Yes, making electronics in the US would cost more, but you'd be surprised at what "cost" is most important to corporations when making those kinds of decisions. Depending what is being built, time to market & location of profit/revenue can be more critical than labor cost. At this point, Chinese wages in the first mover cities of Shenzhen/Guangzhou and Shanghai/Hangzhou/Kunshan have increased to the point of being noncompetitive with other regional options (Malaysia, Vietnam, Bangladesh), but because the Chinese domestic market is so huge, many companies are just relocating to cheaper places like Dalian, Fujian or Chengdu. Having the entire supply chain in one country is hugely compelling.

Factory labor in the US, even in high skill, high tech manufacturing, is still typically <$15/hr, with starting pay closer to $10/hr in many places. It doesn't make a bit of sense to build things like mops & brooms here, nor does it make sense to build extremely low margin electronics (like many consumer goods), but the manufacturing economy in the US is actually thriving now. It just happens that it's lately been high margin, complex stuff, military equipment, and a few other select types of goods.
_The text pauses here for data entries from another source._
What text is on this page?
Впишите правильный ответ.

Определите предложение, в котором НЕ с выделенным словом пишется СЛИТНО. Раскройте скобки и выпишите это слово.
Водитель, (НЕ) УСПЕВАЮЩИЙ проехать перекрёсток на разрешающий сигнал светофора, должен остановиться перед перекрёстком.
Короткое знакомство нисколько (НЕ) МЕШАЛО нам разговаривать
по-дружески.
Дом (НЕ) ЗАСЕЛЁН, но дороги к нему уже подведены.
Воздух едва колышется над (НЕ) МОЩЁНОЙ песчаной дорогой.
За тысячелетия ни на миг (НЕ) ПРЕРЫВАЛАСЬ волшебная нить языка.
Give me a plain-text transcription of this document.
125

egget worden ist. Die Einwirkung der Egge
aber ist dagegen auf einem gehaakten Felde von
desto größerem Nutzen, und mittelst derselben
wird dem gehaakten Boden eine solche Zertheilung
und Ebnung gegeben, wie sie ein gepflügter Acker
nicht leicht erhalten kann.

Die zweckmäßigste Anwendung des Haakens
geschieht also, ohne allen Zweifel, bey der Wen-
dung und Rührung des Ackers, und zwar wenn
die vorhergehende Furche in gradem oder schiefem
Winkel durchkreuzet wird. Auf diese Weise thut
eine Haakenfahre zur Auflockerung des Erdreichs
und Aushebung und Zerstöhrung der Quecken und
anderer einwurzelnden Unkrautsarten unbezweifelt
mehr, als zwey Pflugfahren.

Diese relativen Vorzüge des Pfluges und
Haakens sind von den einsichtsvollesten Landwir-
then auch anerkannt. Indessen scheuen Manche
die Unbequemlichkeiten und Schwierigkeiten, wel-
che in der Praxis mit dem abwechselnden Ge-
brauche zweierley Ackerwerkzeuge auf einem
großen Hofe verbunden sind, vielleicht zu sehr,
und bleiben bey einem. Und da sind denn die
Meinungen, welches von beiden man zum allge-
US corporate taxes are too high, but the EPA isn't strong enough (in my backyard, just look at how Duke Energy got away with throwing coal ash into a local river for yeeaaaarrs). Most electronics factories produce nearly 0 CO2 emissions anyway. That's mostly limited to heavy industry & raw materials refining. State governments make stupid decisions, too, like offering short term tax breaks for companies to invest in factories there, but with no consideration for what happens when the company leaves immediately after the tax incentives disappear. Again in my backyard (North Carolina), we lead the nation in solar farm investment in 2014 ... but it was 80% due to tax incentives and 20% due to Apple & Google building data centers here.

I don't think the problem is NIMBY politics in most cases. The problem is short sighted politicians and greedy consumers.